Maria do Carmo e o sigilo
A candidata Maria do Carmo Seffair, da coligação Mudar é Urgente (PL e Novo), faz segredo do slogan que adotará ao longo da campanha e que só será revelado no próximo domingo, quando será dada a largada efetiva da campanha.
O segredo, aliás, é a alma do negócio para a candidata e o grupo dela, que só revelou o candidato a vice na última hora da convenção e ainda faz mistério sobre o programa de governo, apesar de tê-lo registrado no Tribunal Regional Eleitoral do Amazonas (TRE-AM).
Portanto, não ter um slogan neste momento não permite concluir que a campanha não tenha uma estratégia de comunicação. Um slogan pode ainda estar em construção, ser utilizado apenas em determinados materiais ou não ter sido divulgado publicamente.

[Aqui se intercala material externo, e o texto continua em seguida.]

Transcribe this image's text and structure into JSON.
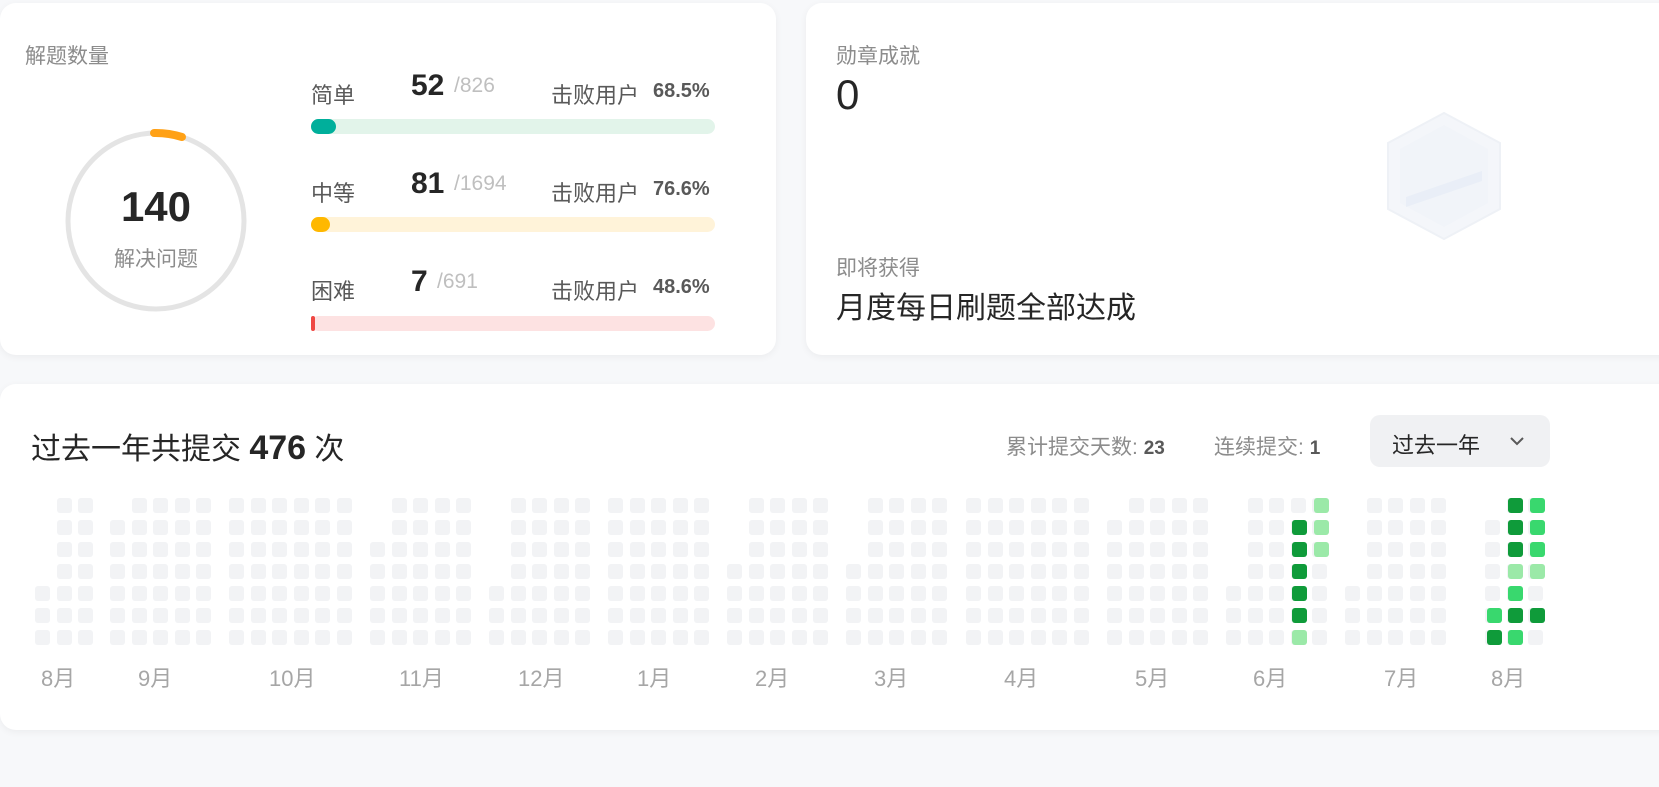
{
  "solved": {
    "title": "解题数量",
    "total": "140",
    "total_label": "解决问题",
    "rows": [
      {
        "label": "简单",
        "count": "52",
        "total": "/826",
        "beat_label": "击败用户",
        "beat": "68.5%",
        "progress": 0.063,
        "track_color": "#e2f4ea",
        "fill_color": "#00af9b"
      },
      {
        "label": "中等",
        "count": "81",
        "total": "/1694",
        "beat_label": "击败用户",
        "beat": "76.6%",
        "progress": 0.048,
        "track_color": "#fff3d9",
        "fill_color": "#ffb800"
      },
      {
        "label": "困难",
        "count": "7",
        "total": "/691",
        "beat_label": "击败用户",
        "beat": "48.6%",
        "progress": 0.01,
        "track_color": "#fde2e2",
        "fill_color": "#ef4743"
      }
    ]
  },
  "badges": {
    "title": "勋章成就",
    "count": "0",
    "upcoming_label": "即将获得",
    "upcoming_name": "月度每日刷题全部达成"
  },
  "heatmap": {
    "title_prefix": "过去一年共提交",
    "total": "476",
    "title_suffix": "次",
    "cum_days_label": "累计提交天数:",
    "cum_days": "23",
    "streak_label": "连续提交:",
    "streak": "1",
    "range_selected": "过去一年",
    "months": [
      "8月",
      "9月",
      "10月",
      "11月",
      "12月",
      "1月",
      "2月",
      "3月",
      "4月",
      "5月",
      "6月",
      "7月",
      "8月"
    ],
    "colors": {
      "empty": "#f2f3f5",
      "light": "#9be9a8",
      "medium": "#39d86e",
      "dark": "#0f9b3a"
    }
  }
}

Do ponto de vista da comunicação eleitoral, porém, existe uma diferença: enquanto outras candidaturas procuram condensar sua mensagem em uma frase, a ausência de uma expressão-síntese deixa a identificação da campanha mais dependente de outros elementos, como nome, imagem, discursos, propostas e posicionamentos.

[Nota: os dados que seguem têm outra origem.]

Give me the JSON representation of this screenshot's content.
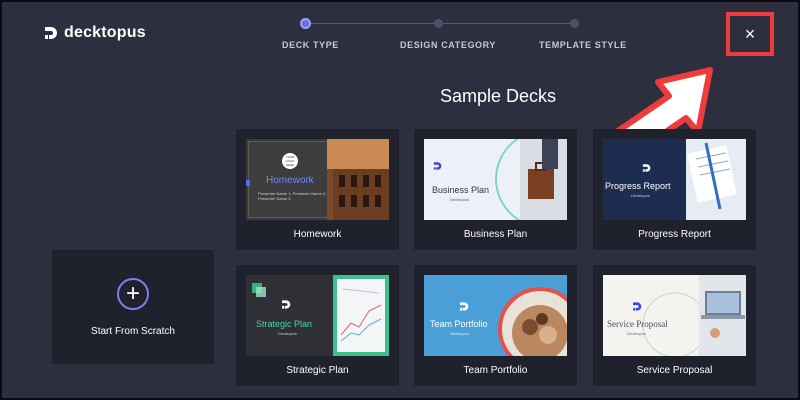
{
  "brand": {
    "name": "decktopus"
  },
  "stepper": {
    "steps": [
      {
        "label": "DECK TYPE",
        "active": true
      },
      {
        "label": "DESIGN CATEGORY",
        "active": false
      },
      {
        "label": "TEMPLATE STYLE",
        "active": false
      }
    ]
  },
  "close_button": {
    "label": "×",
    "highlight_color": "#ee3b3b"
  },
  "section_title": "Sample Decks",
  "scratch": {
    "label": "Start From Scratch",
    "icon": "plus-icon"
  },
  "decks": [
    {
      "label": "Homework",
      "thumb_title": "Homework",
      "thumb_lines": [
        "Presenter Name 1, Presenter Name 2,",
        "Presenter Name 3"
      ],
      "thumb_badge": "YOUR LOGO HERE"
    },
    {
      "label": "Business Plan",
      "thumb_title": "Business Plan",
      "thumb_sub": "Decktopus"
    },
    {
      "label": "Progress Report",
      "thumb_title": "Progress Report",
      "thumb_sub": "Decktopus"
    },
    {
      "label": "Strategic Plan",
      "thumb_title": "Strategic Plan",
      "thumb_sub": "Decktopus"
    },
    {
      "label": "Team Portfolio",
      "thumb_title": "Team Portfolio",
      "thumb_sub": "Decktopus"
    },
    {
      "label": "Service Proposal",
      "thumb_title": "Service Proposal",
      "thumb_sub": "Decktopus"
    }
  ],
  "colors": {
    "background": "#2d2f3f",
    "card": "#1f212c",
    "accent": "#6a6fe0",
    "annotation": "#ee3b3b"
  }
}
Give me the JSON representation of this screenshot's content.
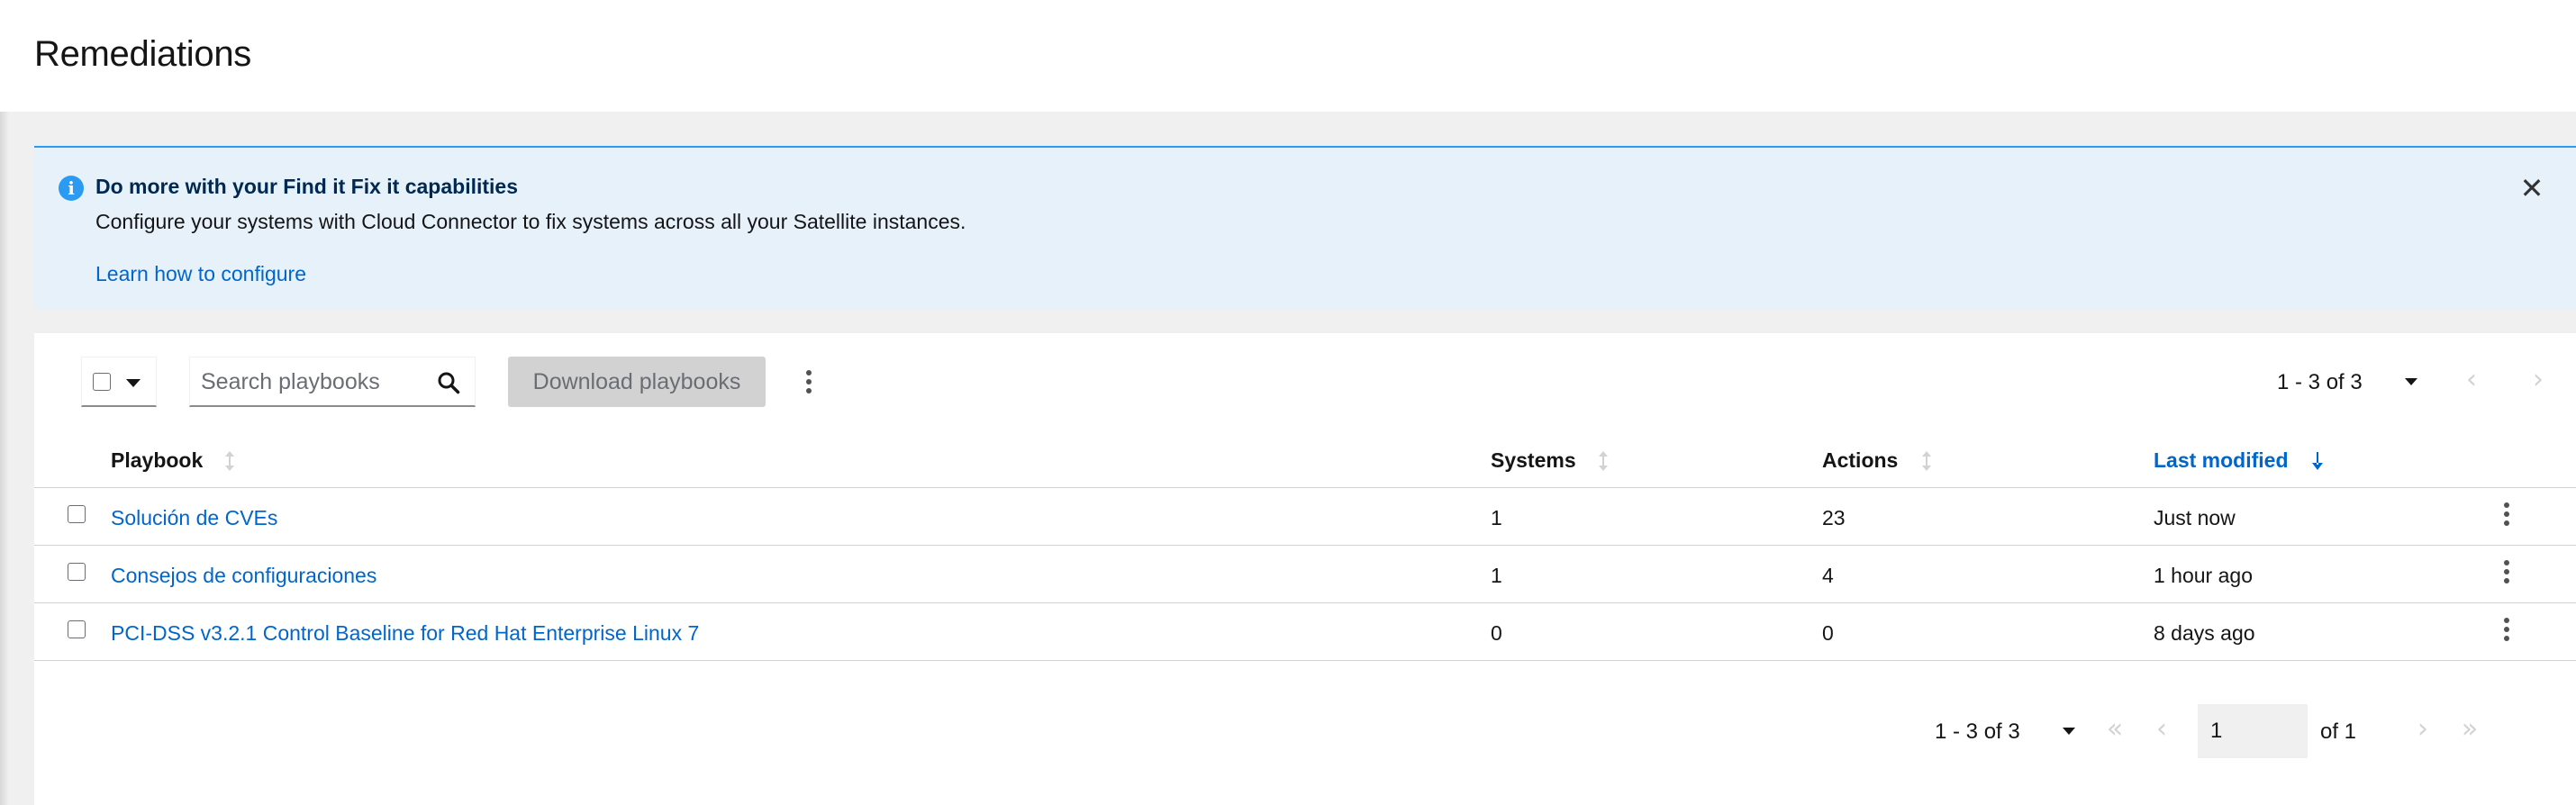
{
  "page": {
    "title": "Remediations"
  },
  "alert": {
    "title": "Do more with your Find it Fix it capabilities",
    "body": "Configure your systems with Cloud Connector to fix systems across all your Satellite instances.",
    "link": "Learn how to configure",
    "icon": "info-icon",
    "close_icon": "close-icon",
    "close_glyph": "✕",
    "info_glyph": "i"
  },
  "toolbar": {
    "search_placeholder": "Search playbooks",
    "search_value": "",
    "download_label": "Download playbooks",
    "download_disabled": true
  },
  "pagination": {
    "range_label": "1 - 3 of 3",
    "current_page": "1",
    "total_pages_label": "of 1",
    "prev_glyph": "‹",
    "next_glyph": "›",
    "first_glyph": "«",
    "last_glyph": "»"
  },
  "table": {
    "columns": [
      {
        "label": "Playbook",
        "sortable": true,
        "active": false
      },
      {
        "label": "Systems",
        "sortable": true,
        "active": false
      },
      {
        "label": "Actions",
        "sortable": true,
        "active": false
      },
      {
        "label": "Last modified",
        "sortable": true,
        "active": true,
        "direction": "desc"
      }
    ],
    "rows": [
      {
        "playbook": "Solución de CVEs",
        "systems": "1",
        "actions": "23",
        "last_modified": "Just now"
      },
      {
        "playbook": "Consejos de configuraciones",
        "systems": "1",
        "actions": "4",
        "last_modified": "1 hour ago"
      },
      {
        "playbook": "PCI-DSS v3.2.1 Control Baseline for Red Hat Enterprise Linux 7",
        "systems": "0",
        "actions": "0",
        "last_modified": "8 days ago"
      }
    ]
  },
  "colors": {
    "link": "#0066cc",
    "alert_bg": "#e7f1fa",
    "alert_accent": "#2b9af3",
    "disabled_btn_bg": "#d2d2d2"
  }
}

É aí que entra a postura da candidata, que em entrevistas, sabatinas e no debate da Band bateu na tecla de que sua candidatura veio para superar a “velha política” simbolizada pelos adversários principais, David Almeida, Omar Aziz e Roberto Cidade.
Assim, Maria do Carmo se coloca como a única capaz de se apresentar como o “novo” da política, além de enfatizar a postura de única candidata do espectro político de direita, com o apoio de toda a família do ex-presidente Jair Bolsonaro.
Os slogans tentam responder o futuro do administração do vencedor
Quando os slogans são colocados lado a lado, surge um elemento comum. O de que quase todos tentam responder ao que fazer com o Amazonas a partir de 2026.
David Almeida fala em prosperar. Gilberto Vasconcelos fala em romper. Isael Munduruku fala em um Amazonas vivo, justo e forte. Omar Aziz fala em recuperar a força. Roberto Cidade afirma que o futuro já começou. Maria do Carmo, sem um slogan, fala em superar a velha política.
No fim, os slogans contam histórias diferentes sobre o mesmo Estado. Um diz que é preciso prosperar. Outro, romper. Outro, ser vivo, justo e forte. Outro, voltar a ser forte. E outro afirma que o futuro já começou.
É nessa disputa de narrativas que o slogan cumpre sua principal função eleitoral: não explicar todo um programa de governo, mas oferecer ao eleitor uma frase curta capaz de representar a história que cada candidatura quer contar sobre o Amazonas.